How do I get the valve cover stud far enough into hole that it will grab? Middle of stud is smooth but each end is threaded.

5

Asked by Mar 25, 2014 at 06:28 PM about the 1991 Toyota Corolla DX

Question type: Maintenance & Repair

I broke one of the valve cover studs which is usually permanently threaded into
my car (I was changing the valve cover gasket and over-torqued the cap nut onto
the valve cover stud and POP !!! the valve cover stud was history). I have since purchased a new
valve cover stud but am having a heck of a time installing it in my car.
1. The hole and the new stud's threads are NOT stripped; I tested hole with a regular bolt and I tested the stud, on both ends, with the cap nut that goes on top of it which
helps hold the valve cover in place in my car.

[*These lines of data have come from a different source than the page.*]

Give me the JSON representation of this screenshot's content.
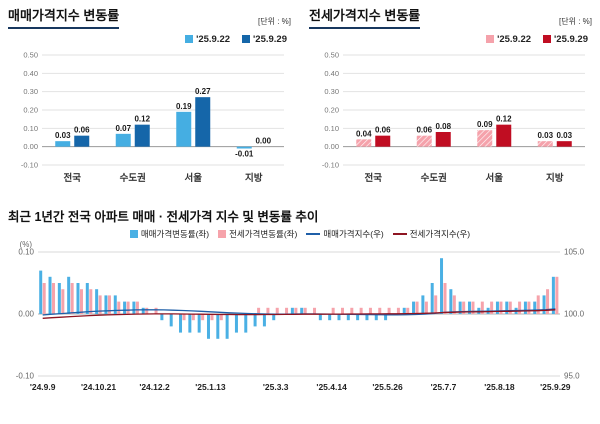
{
  "panels": {
    "sales": {
      "title": "매매가격지수 변동률",
      "unit_label": "[단위 : %]",
      "legend": [
        {
          "label": "'25.9.22",
          "color": "#45aee2",
          "type": "bar"
        },
        {
          "label": "'25.9.29",
          "color": "#1566a9",
          "type": "bar"
        }
      ]
    },
    "jeonse": {
      "title": "전세가격지수 변동률",
      "unit_label": "[단위 : %]",
      "legend": [
        {
          "label": "'25.9.22",
          "color": "#f5a2ab",
          "type": "bar"
        },
        {
          "label": "'25.9.29",
          "color": "#c00d22",
          "type": "bar"
        }
      ]
    },
    "trend": {
      "title": "최근 1년간 전국 아파트 매매 · 전세가격 지수 및 변동률 추이",
      "legend": [
        {
          "label": "매매가격변동률(좌)",
          "color": "#4ab0e4",
          "type": "bar"
        },
        {
          "label": "전세가격변동률(좌)",
          "color": "#f6a3ab",
          "type": "bar"
        },
        {
          "label": "매매가격지수(우)",
          "color": "#1f5fa8",
          "type": "line"
        },
        {
          "label": "전세가격지수(우)",
          "color": "#8e1522",
          "type": "line"
        }
      ]
    }
  },
  "chart_data": [
    {
      "id": "sales-bar",
      "type": "bar",
      "title": "매매가격지수 변동률",
      "unit": "%",
      "categories": [
        "전국",
        "수도권",
        "서울",
        "지방"
      ],
      "series": [
        {
          "name": "'25.9.22",
          "color": "#45aee2",
          "hatch": false,
          "values": [
            0.03,
            0.07,
            0.19,
            -0.01
          ]
        },
        {
          "name": "'25.9.29",
          "color": "#1566a9",
          "hatch": false,
          "values": [
            0.06,
            0.12,
            0.27,
            0.0
          ]
        }
      ],
      "ylim": [
        -0.1,
        0.5
      ],
      "yticks": [
        0.5,
        0.4,
        0.3,
        0.2,
        0.1,
        0.0,
        -0.1
      ]
    },
    {
      "id": "jeonse-bar",
      "type": "bar",
      "title": "전세가격지수 변동률",
      "unit": "%",
      "categories": [
        "전국",
        "수도권",
        "서울",
        "지방"
      ],
      "series": [
        {
          "name": "'25.9.22",
          "color": "#f5a2ab",
          "hatch": true,
          "values": [
            0.04,
            0.06,
            0.09,
            0.03
          ]
        },
        {
          "name": "'25.9.29",
          "color": "#c00d22",
          "hatch": false,
          "values": [
            0.06,
            0.08,
            0.12,
            0.03
          ]
        }
      ],
      "ylim": [
        -0.1,
        0.5
      ],
      "yticks": [
        0.5,
        0.4,
        0.3,
        0.2,
        0.1,
        0.0,
        -0.1
      ]
    },
    {
      "id": "trend",
      "type": "bar+line",
      "title": "최근 1년간 전국 아파트 매매 · 전세가격 지수 및 변동률 추이",
      "weeks": 56,
      "bar_series": [
        {
          "name": "매매가격변동률(좌)",
          "color": "#4ab0e4",
          "values": [
            0.07,
            0.06,
            0.05,
            0.06,
            0.05,
            0.05,
            0.04,
            0.03,
            0.03,
            0.02,
            0.02,
            0.01,
            0.0,
            -0.01,
            -0.02,
            -0.03,
            -0.03,
            -0.03,
            -0.04,
            -0.04,
            -0.04,
            -0.03,
            -0.03,
            -0.02,
            -0.02,
            -0.01,
            0.0,
            0.01,
            0.01,
            0.0,
            -0.01,
            -0.01,
            -0.01,
            -0.01,
            -0.01,
            -0.01,
            -0.01,
            -0.01,
            0.0,
            0.01,
            0.02,
            0.03,
            0.05,
            0.09,
            0.04,
            0.02,
            0.02,
            0.01,
            0.01,
            0.02,
            0.02,
            0.01,
            0.02,
            0.02,
            0.03,
            0.06
          ]
        },
        {
          "name": "전세가격변동률(좌)",
          "color": "#f6a3ab",
          "values": [
            0.05,
            0.05,
            0.04,
            0.05,
            0.04,
            0.04,
            0.03,
            0.03,
            0.02,
            0.02,
            0.02,
            0.01,
            0.01,
            0.0,
            0.0,
            -0.01,
            -0.01,
            -0.01,
            -0.01,
            -0.01,
            0.0,
            0.0,
            0.0,
            0.01,
            0.01,
            0.01,
            0.01,
            0.01,
            0.01,
            0.01,
            0.0,
            0.01,
            0.01,
            0.01,
            0.01,
            0.01,
            0.01,
            0.01,
            0.01,
            0.01,
            0.02,
            0.02,
            0.03,
            0.05,
            0.03,
            0.02,
            0.02,
            0.02,
            0.02,
            0.02,
            0.02,
            0.02,
            0.02,
            0.03,
            0.04,
            0.06
          ]
        }
      ],
      "line_series": [
        {
          "name": "매매가격지수(우)",
          "color": "#1f5fa8",
          "values": [
            99.92,
            99.98,
            100.03,
            100.09,
            100.14,
            100.19,
            100.23,
            100.26,
            100.29,
            100.31,
            100.33,
            100.34,
            100.34,
            100.33,
            100.31,
            100.28,
            100.25,
            100.22,
            100.18,
            100.14,
            100.1,
            100.07,
            100.04,
            100.02,
            100.0,
            99.99,
            99.99,
            100.0,
            100.01,
            100.01,
            100.0,
            99.99,
            99.98,
            99.97,
            99.96,
            99.95,
            99.94,
            99.93,
            99.93,
            99.94,
            99.96,
            99.99,
            100.04,
            100.13,
            100.17,
            100.19,
            100.21,
            100.22,
            100.23,
            100.25,
            100.27,
            100.28,
            100.3,
            100.32,
            100.35,
            100.41
          ]
        },
        {
          "name": "전세가격지수(우)",
          "color": "#8e1522",
          "values": [
            99.65,
            99.7,
            99.74,
            99.79,
            99.83,
            99.87,
            99.9,
            99.93,
            99.95,
            99.97,
            99.99,
            100.0,
            100.01,
            100.01,
            100.01,
            100.0,
            99.99,
            99.98,
            99.97,
            99.96,
            99.96,
            99.95,
            99.95,
            99.95,
            99.96,
            99.96,
            99.97,
            99.97,
            99.98,
            99.98,
            99.98,
            99.99,
            99.99,
            100.0,
            100.0,
            100.01,
            100.01,
            100.02,
            100.02,
            100.03,
            100.04,
            100.06,
            100.08,
            100.12,
            100.14,
            100.16,
            100.17,
            100.18,
            100.19,
            100.21,
            100.22,
            100.23,
            100.25,
            100.27,
            100.3,
            100.34
          ]
        }
      ],
      "left_axis": {
        "label": "(%)",
        "lim": [
          -0.1,
          0.1
        ],
        "ticks": [
          0.1,
          0.0,
          -0.1
        ]
      },
      "right_axis": {
        "lim": [
          95.0,
          105.0
        ],
        "ticks": [
          105.0,
          100.0,
          95.0
        ]
      },
      "x_ticks": [
        {
          "week": 0,
          "label": "'24.9.9"
        },
        {
          "week": 6,
          "label": "'24.10.21"
        },
        {
          "week": 12,
          "label": "'24.12.2"
        },
        {
          "week": 18,
          "label": "'25.1.13"
        },
        {
          "week": 25,
          "label": "'25.3.3"
        },
        {
          "week": 31,
          "label": "'25.4.14"
        },
        {
          "week": 37,
          "label": "'25.5.26"
        },
        {
          "week": 43,
          "label": "'25.7.7"
        },
        {
          "week": 49,
          "label": "'25.8.18"
        },
        {
          "week": 55,
          "label": "'25.9.29"
        }
      ]
    }
  ]
}
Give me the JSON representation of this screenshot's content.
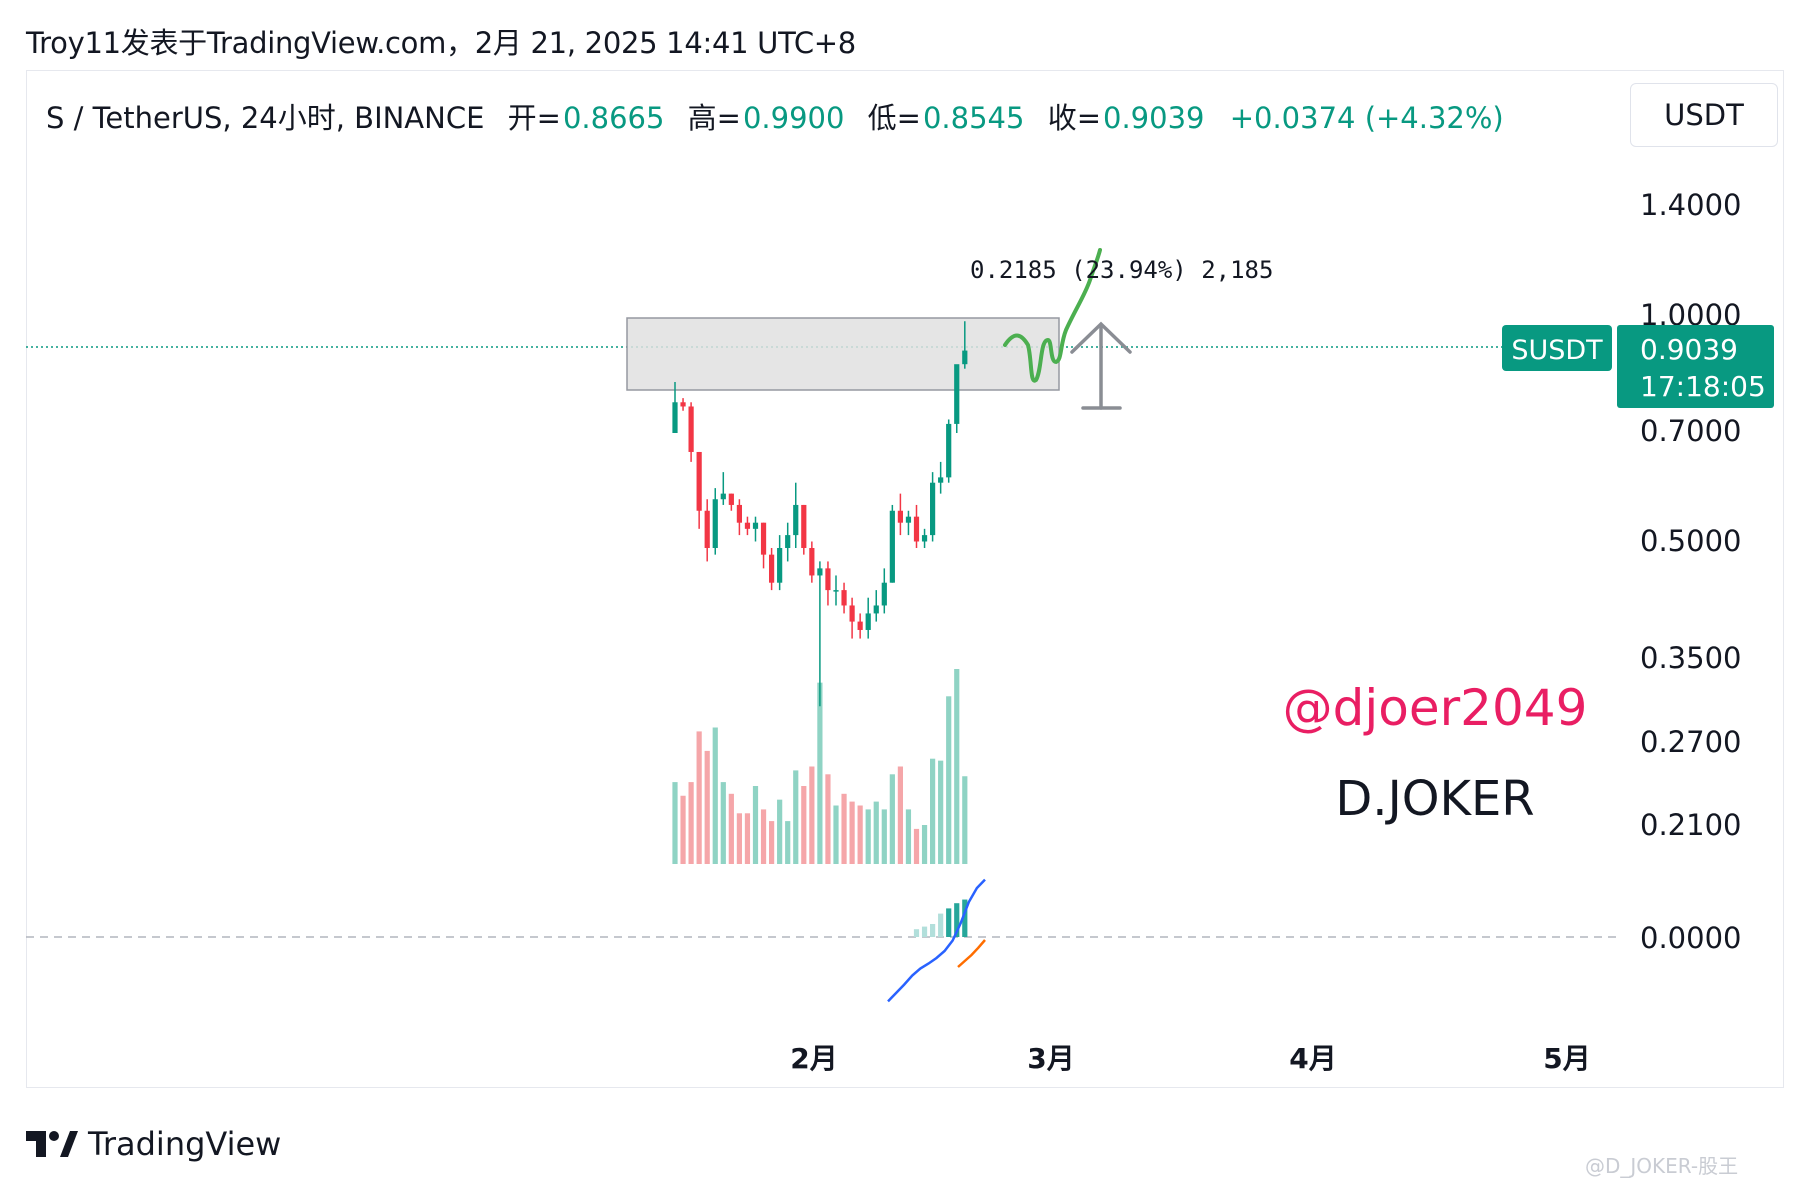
{
  "header": {
    "text": "Troy11发表于TradingView.com，2月 21, 2025 14:41 UTC+8"
  },
  "legend": {
    "symbol": "S / TetherUS, 24小时, BINANCE",
    "open_label": "开=",
    "open": "0.8665",
    "high_label": "高=",
    "high": "0.9900",
    "low_label": "低=",
    "low": "0.8545",
    "close_label": "收=",
    "close": "0.9039",
    "change": "+0.0374 (+4.32%)"
  },
  "currency_button": "USDT",
  "price_axis": [
    "1.4000",
    "1.0000",
    "0.7000",
    "0.5000",
    "0.3500",
    "0.2700",
    "0.2100",
    "0.0000"
  ],
  "time_axis": [
    "2月",
    "3月",
    "4月",
    "5月"
  ],
  "last_price": {
    "symbol": "SUSDT",
    "price": "0.9039",
    "countdown": "17:18:05"
  },
  "measure": {
    "text": "0.2185 (23.94%) 2,185"
  },
  "annotations": {
    "handle": "@djoer2049",
    "name": "D.JOKER"
  },
  "footer": {
    "logo_text": "TradingView"
  },
  "watermark": "@D_JOKER-股王",
  "colors": {
    "up": "#089981",
    "down": "#f23645",
    "up_volume": "#8fd3c4",
    "down_volume": "#f5a6a9",
    "label_bg": "#089981",
    "handle": "#e91e63",
    "drawing": "#4caf50",
    "arrow": "#8a8d94",
    "macd": "#2962ff",
    "signal": "#ff6d00"
  },
  "chart_data": {
    "type": "candlestick",
    "symbol": "S / TetherUS",
    "interval": "24小时",
    "exchange": "BINANCE",
    "scale": "log",
    "y_ticks": [
      1.4,
      1.0,
      0.7,
      0.5,
      0.35,
      0.27,
      0.21
    ],
    "x_ticks": [
      "2月",
      "3月",
      "4月",
      "5月"
    ],
    "last": {
      "open": 0.8665,
      "high": 0.99,
      "low": 0.8545,
      "close": 0.9039,
      "change": 0.0374,
      "change_pct": 4.32
    },
    "zone": {
      "upper": 1.0,
      "lower": 0.79
    },
    "measure": {
      "delta": 0.2185,
      "pct": 23.94,
      "ticks": 2185
    },
    "candles": [
      {
        "o": 0.7,
        "h": 0.82,
        "l": 0.7,
        "c": 0.77
      },
      {
        "o": 0.77,
        "h": 0.78,
        "l": 0.75,
        "c": 0.76
      },
      {
        "o": 0.76,
        "h": 0.77,
        "l": 0.64,
        "c": 0.66
      },
      {
        "o": 0.66,
        "h": 0.66,
        "l": 0.52,
        "c": 0.55
      },
      {
        "o": 0.55,
        "h": 0.57,
        "l": 0.47,
        "c": 0.49
      },
      {
        "o": 0.49,
        "h": 0.59,
        "l": 0.48,
        "c": 0.57
      },
      {
        "o": 0.57,
        "h": 0.62,
        "l": 0.56,
        "c": 0.58
      },
      {
        "o": 0.58,
        "h": 0.58,
        "l": 0.55,
        "c": 0.56
      },
      {
        "o": 0.56,
        "h": 0.57,
        "l": 0.51,
        "c": 0.53
      },
      {
        "o": 0.53,
        "h": 0.54,
        "l": 0.51,
        "c": 0.52
      },
      {
        "o": 0.52,
        "h": 0.54,
        "l": 0.5,
        "c": 0.53
      },
      {
        "o": 0.53,
        "h": 0.53,
        "l": 0.46,
        "c": 0.48
      },
      {
        "o": 0.48,
        "h": 0.49,
        "l": 0.43,
        "c": 0.44
      },
      {
        "o": 0.44,
        "h": 0.51,
        "l": 0.43,
        "c": 0.49
      },
      {
        "o": 0.49,
        "h": 0.53,
        "l": 0.47,
        "c": 0.51
      },
      {
        "o": 0.51,
        "h": 0.6,
        "l": 0.49,
        "c": 0.56
      },
      {
        "o": 0.56,
        "h": 0.56,
        "l": 0.48,
        "c": 0.49
      },
      {
        "o": 0.49,
        "h": 0.5,
        "l": 0.44,
        "c": 0.45
      },
      {
        "o": 0.45,
        "h": 0.47,
        "l": 0.3,
        "c": 0.46
      },
      {
        "o": 0.46,
        "h": 0.47,
        "l": 0.41,
        "c": 0.43
      },
      {
        "o": 0.43,
        "h": 0.45,
        "l": 0.41,
        "c": 0.43
      },
      {
        "o": 0.43,
        "h": 0.44,
        "l": 0.4,
        "c": 0.41
      },
      {
        "o": 0.41,
        "h": 0.42,
        "l": 0.37,
        "c": 0.39
      },
      {
        "o": 0.39,
        "h": 0.4,
        "l": 0.37,
        "c": 0.38
      },
      {
        "o": 0.38,
        "h": 0.42,
        "l": 0.37,
        "c": 0.4
      },
      {
        "o": 0.4,
        "h": 0.43,
        "l": 0.39,
        "c": 0.41
      },
      {
        "o": 0.41,
        "h": 0.46,
        "l": 0.4,
        "c": 0.44
      },
      {
        "o": 0.44,
        "h": 0.56,
        "l": 0.44,
        "c": 0.55
      },
      {
        "o": 0.55,
        "h": 0.58,
        "l": 0.51,
        "c": 0.53
      },
      {
        "o": 0.53,
        "h": 0.55,
        "l": 0.51,
        "c": 0.54
      },
      {
        "o": 0.54,
        "h": 0.56,
        "l": 0.49,
        "c": 0.5
      },
      {
        "o": 0.5,
        "h": 0.52,
        "l": 0.49,
        "c": 0.51
      },
      {
        "o": 0.51,
        "h": 0.62,
        "l": 0.5,
        "c": 0.6
      },
      {
        "o": 0.6,
        "h": 0.64,
        "l": 0.58,
        "c": 0.61
      },
      {
        "o": 0.61,
        "h": 0.73,
        "l": 0.6,
        "c": 0.72
      },
      {
        "o": 0.72,
        "h": 0.86,
        "l": 0.7,
        "c": 0.8665
      },
      {
        "o": 0.8665,
        "h": 0.99,
        "l": 0.8545,
        "c": 0.9039
      }
    ],
    "volume": [
      0.42,
      0.35,
      0.42,
      0.68,
      0.58,
      0.7,
      0.42,
      0.36,
      0.26,
      0.26,
      0.4,
      0.28,
      0.22,
      0.33,
      0.22,
      0.48,
      0.4,
      0.5,
      0.93,
      0.46,
      0.3,
      0.36,
      0.32,
      0.3,
      0.28,
      0.32,
      0.28,
      0.46,
      0.5,
      0.28,
      0.18,
      0.2,
      0.54,
      0.53,
      0.86,
      1.0,
      0.45
    ],
    "oscillator": {
      "histogram": [
        0.15,
        0.2,
        0.25,
        0.45,
        0.55,
        0.65,
        0.72
      ],
      "macd": [
        -0.92,
        -0.8,
        -0.68,
        -0.55,
        -0.45,
        -0.38,
        -0.3,
        -0.2,
        -0.05,
        0.2,
        0.5,
        0.7,
        0.82
      ],
      "signal": [
        -0.5,
        -0.4,
        -0.3,
        -0.18,
        -0.05
      ]
    }
  }
}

2. There is no debris or piece of bolt stuck in the hole. I got the piece out...was able to
unscrew it quite easily and I can see through the hole all the way to the bottom of
casing. I can also see the threads in the hole, still intact. However just to be certain,
I screw a bolt in there and it engaged with no problem. When I tired to screw to
valve cover stud in there, it doesn't seem to be going down far enough into the hole
to reach the threaded section of the hole. What am I doing wrong?

I thought getting the broken bit of the old stud out would be the hard part and putting
the new valve cover stud in would be the easy part but no chance of that at this point.

4 Answers

264,555

Is it the right stud? Length and thread size?

5

Yes, it is the correct stud. The new stud is the correct length, and thread size. Thank you for asking.

5

Pictured is the regular screw I was able to use to test that threading still works, new valve cover stud is in the center and the old stud(with broken piece missing from the bottom) is the 3rd item in the picture.

5

DeeISRollin It turns out, the regular screw I used has coarse threading but the original stud (and hole) is finely threaded so that's probably why I was able to use it temporarily. I ended up rethreading the hole with a kit from an auto parts store and installing a threaded insert.